Description
Stand oil is is heat treated and polymerized (thickened) oil. This heat-bodied oil is made from well-refined linseed oil from American flax seeds that is cooked in vacuum-kettles.
Vacuum-Bodied Linseed Oils are perhaps the finest heat-polymerized oils available. Made by a special vacuum process, they possess low acid numbers and exceptionally light color. All viscosities give superior gloss, flow, brushability, and non-yellowing characteristics compared to ordinary heat-bodied oils. They yellow less than bodied oils obtained by conventional open-kettle cooking and unbodied oils. Low-temperature vacuum cooking keeps gelatin to a minimum and prevents thickening or “livering.”
Vacuum-bodied linseed oil is a stand oil that gives gloss, brushabilty and non-yellowing characteristics when compared to other stand or bodied oils. Bodied oils form harder films than raw or refined linseed oil, including cold-pressed oil.
Use
Add to oil paint to increase brushability, gloss, flow and level out and hold out. Start with 10% and gradually increase to 30%. As you increase you will the proportion of bodied oil to oi paint or oil painting medium, you will experience more tackiness and drag while brushing and increased gloss in the dried paint film.
Adding large amounts of bodied oil may increase the tendency of oil paint to wrinkle (alligator). Adding as little as 10% by volume of bodied oil to painting mediums increases the viscosity of the medium and slows the drying time.
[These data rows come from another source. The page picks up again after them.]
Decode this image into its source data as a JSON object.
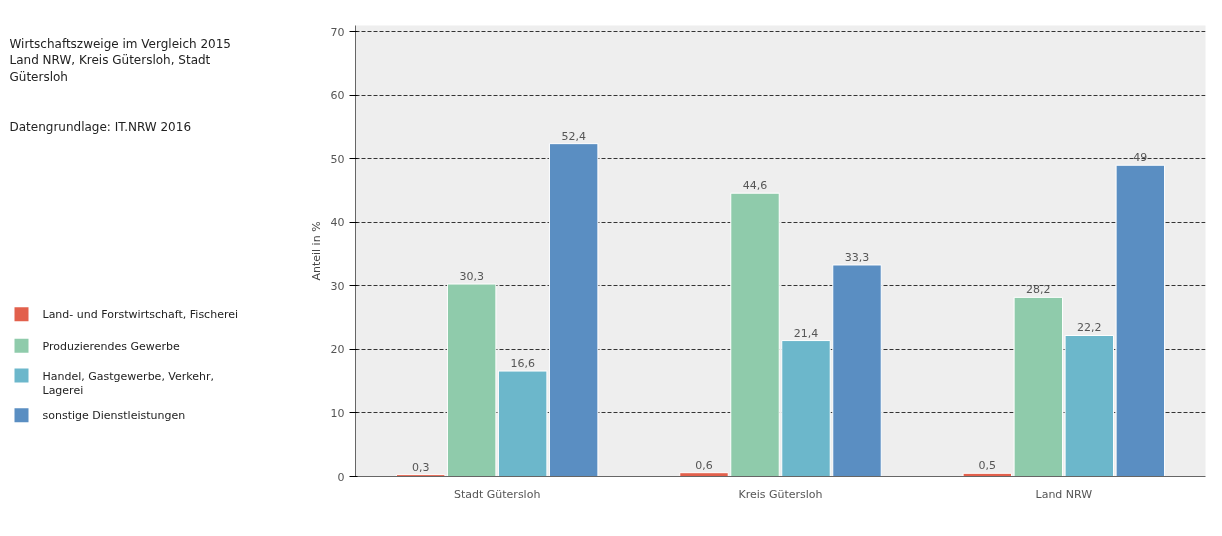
{
  "chart_data": {
    "type": "bar",
    "title": "Wirtschaftszweige im Vergleich 2015",
    "subtitle": "Land NRW, Kreis Gütersloh, Stadt\nGütersloh",
    "annotations": [
      "Datengrundlage: IT.NRW 2016"
    ],
    "ylabel": "Anteil in %",
    "categories": [
      "Stadt Gütersloh",
      "Kreis Gütersloh",
      "Land NRW"
    ],
    "series": [
      {
        "name": "Land- und Forstwirtschaft, Fischerei",
        "color": "#e2604c",
        "values": [
          0.3,
          0.6,
          0.5
        ],
        "value_labels": [
          "0,3",
          "0,6",
          "0,5"
        ]
      },
      {
        "name": "Produzierendes Gewerbe",
        "color": "#8fcbab",
        "values": [
          30.3,
          44.6,
          28.2
        ],
        "value_labels": [
          "30,3",
          "44,6",
          "28,2"
        ]
      },
      {
        "name": "Handel, Gastgewerbe, Verkehr,\nLagerei",
        "color": "#6cb7cb",
        "values": [
          16.6,
          21.4,
          22.2
        ],
        "value_labels": [
          "16,6",
          "21,4",
          "22,2"
        ]
      },
      {
        "name": "sonstige Dienstleistungen",
        "color": "#5a8ec2",
        "values": [
          52.4,
          33.3,
          49
        ],
        "value_labels": [
          "52,4",
          "33,3",
          "49"
        ]
      }
    ],
    "ylim": [
      0,
      71
    ],
    "yticks": [
      0,
      10,
      20,
      30,
      40,
      50,
      60,
      70
    ],
    "grid": "y",
    "legend": "left"
  }
}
Use turpentine, spike oil or mineral spirits as the solvent for bodied oils and for brush and studio clean up.
Origin and History
The term "stand oil" is derived from the Dutch word that designated a drying oil heat treated and aged by standing in tanks. Later it applied to oils that were bodied by heat treating for prolonged periods in open kettles. Stand oil, invented in the 19th century, replaced Venice turpentine and sun-thickened linseed oil in artists' painting mediums. Stand oil leaves an enamel-like finish to paint. Bodied oils form harder films and yellow less than refined or raw linseed oils, including cold-pressed oils. The use of the term "stand oil" is antiquated since bodied oils today are processed differently than those in the 19th century.